Many purveyors of conventional online education have addressed this problem by deploying software designed to detect plagiarism. In fact some experts believe that the maturation of such technology, combined with the prevalence of electronic submission, has the potential to make plagiarism less of a problem in the online era than it ever was when instructors had to rely on their instincts to sniff out plagiarists.

This year’s Campus Computing Survey suggests that while many institutions have purchased anti-plagiarism software, a relatively small percentage of their instructors are actually using it. Nearly 70 percent of respondents reported that their institution has bought a license to plagiarism detection software. But they estimated that only 19 percent of courses at their institution were using the technology.

Learning management systems (LMS) remain the most prevalent campus technology -- although the percentage of institutions that are running open-source software, rather than licensing a proprietary LMS product from a vendor, continues to creep upward. Moodle, the most popular open-source LMS platform, cracked 20 percent market share among survey respondents.
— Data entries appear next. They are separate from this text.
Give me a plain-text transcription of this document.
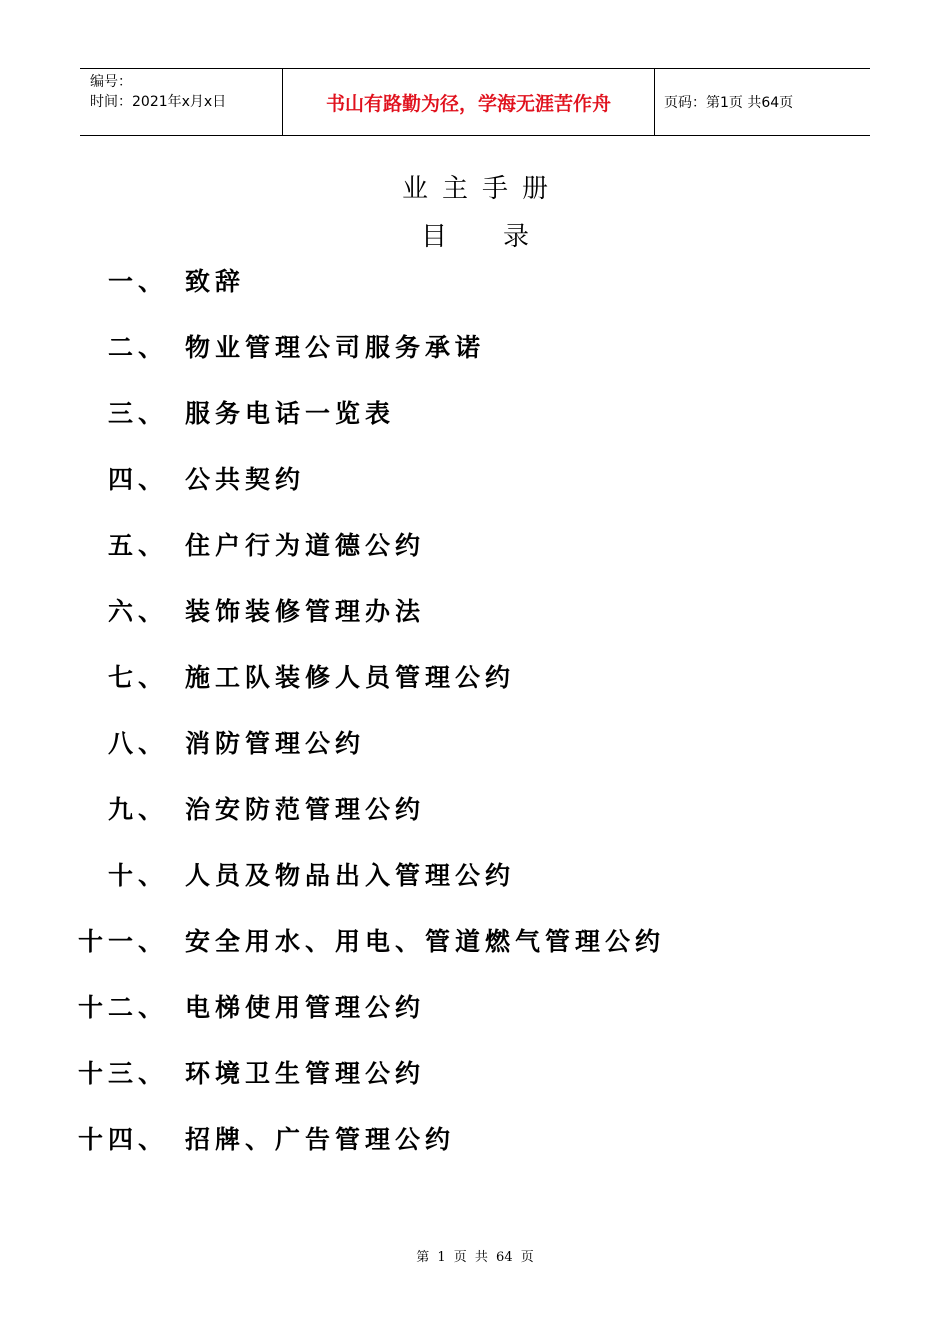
编号：
时间：2021年x月x日	书山有路勤为径，学海无涯苦作舟	页码：第1页 共64页
业主手册
目 录
一、 致辞
二、 物业管理公司服务承诺
三、 服务电话一览表
四、 公共契约
五、 住户行为道德公约
六、 装饰装修管理办法
七、 施工队装修人员管理公约
八、 消防管理公约
九、 治安防范管理公约
十、 人员及物品出入管理公约
十一、 安全用水、用电、管道燃气管理公约
十二、 电梯使用管理公约
十三、 环境卫生管理公约
十四、 招牌、广告管理公约
第 1 页 共 64 页
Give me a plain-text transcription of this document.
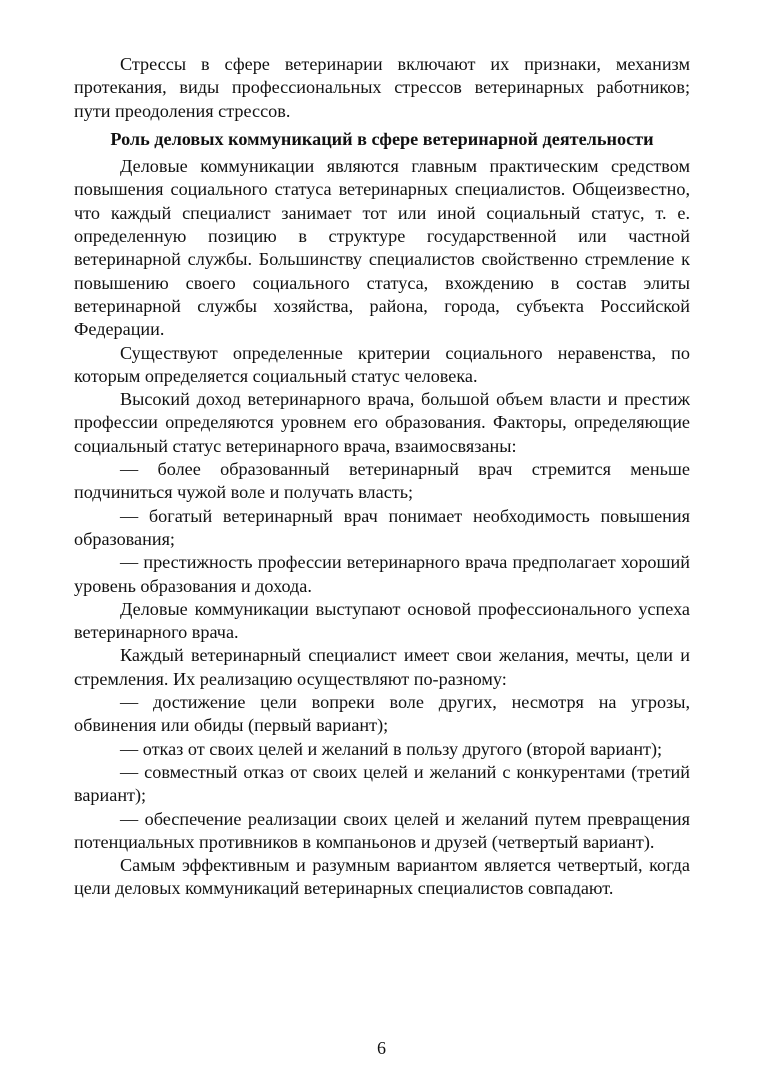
Стрессы в сфере ветеринарии включают их признаки, механизм протекания, виды профессиональных стрессов ветеринарных работников; пути преодоления стрессов.

Роль деловых коммуникаций в сфере ветеринарной деятельности

Деловые коммуникации являются главным практическим средством повышения социального статуса ветеринарных специалистов. Общеизвестно, что каждый специалист занимает тот или иной социальный статус, т. е. определенную позицию в структуре государственной или частной ветеринарной службы. Большинству специалистов свойственно стремление к повышению своего социального статуса, вхождению в состав элиты ветеринарной службы хозяйства, района, города, субъекта Российской Федерации.

Существуют определенные критерии социального неравенства, по которым определяется социальный статус человека.

Высокий доход ветеринарного врача, большой объем власти и престиж профессии определяются уровнем его образования. Факторы, определяющие социальный статус ветеринарного врача, взаимосвязаны:

— более образованный ветеринарный врач стремится меньше подчиниться чужой воле и получать власть;

— богатый ветеринарный врач понимает необходимость повышения образования;

— престижность профессии ветеринарного врача предполагает хороший уровень образования и дохода.

Деловые коммуникации выступают основой профессионального успеха ветеринарного врача.

Каждый ветеринарный специалист имеет свои желания, мечты, цели и стремления. Их реализацию осуществляют по-разному:

— достижение цели вопреки воле других, несмотря на угрозы, обвинения или обиды (первый вариант);

— отказ от своих целей и желаний в пользу другого (второй вариант);

— совместный отказ от своих целей и желаний с конкурентами (третий вариант);

— обеспечение реализации своих целей и желаний путем превращения потенциальных противников в компаньонов и друзей (четвертый вариант).

Самым эффективным и разумным вариантом является четвертый, когда цели деловых коммуникаций ветеринарных специалистов совпадают.

6
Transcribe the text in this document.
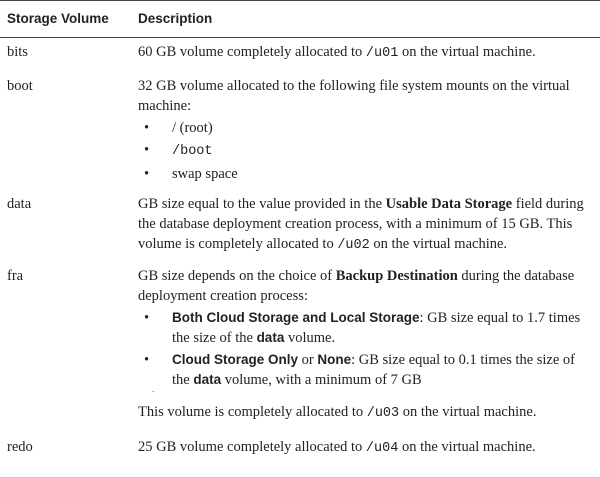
Storage Volume Description
bits	60 GB volume completely allocated to /u01 on the virtual machine.
boot	32 GB volume allocated to the following file system mounts on the virtual machine:
• / (root)
• /boot
• swap space
data	GB size equal to the value provided in the Usable Data Storage field during the database deployment creation process, with a minimum of 15 GB. This volume is completely allocated to /u02 on the virtual machine.
fra	GB size depends on the choice of Backup Destination during the database deployment creation process:
• Both Cloud Storage and Local Storage: GB size equal to 1.7 times the size of the data volume.
• Cloud Storage Only or None: GB size equal to 0.1 times the size of the data volume, with a minimum of 7 GB
.
This volume is completely allocated to /u03 on the virtual machine.
redo	25 GB volume completely allocated to /u04 on the virtual machine.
Instructure’s open-source platform, Canvas, leaped from 1 percent to 6 percent.  

Meanwhile Blackboard, historically the leading LMS provider, which held 71 percent of the market in 2006, dipped below 50 percent for the first time in the new survey, clocking in at 45 percent. (Blackboard has anticipated the decline of its proprietary LMS product for some time; after making a habit of buying out competing platforms last decade, the company recently has invested heavily in a new division that sells support to open-source systems -- as well as other planks of its business.)

However, the survey also suggests that the market for open-source LMS applications may be reaching a plateau. Together the open-source LMS providers -- Moodle, Canvas and Sakai -- accounted for about 33 percent of the market. In a separate question the survey asked the technology officials if their campus would be using an open-source LMS by 2017; 33 percent said yes.

Despite the inroads open-source technology has made in the LMS market, many respondents (65 percent) said their institutions were making limited or no use of open-source applications in general.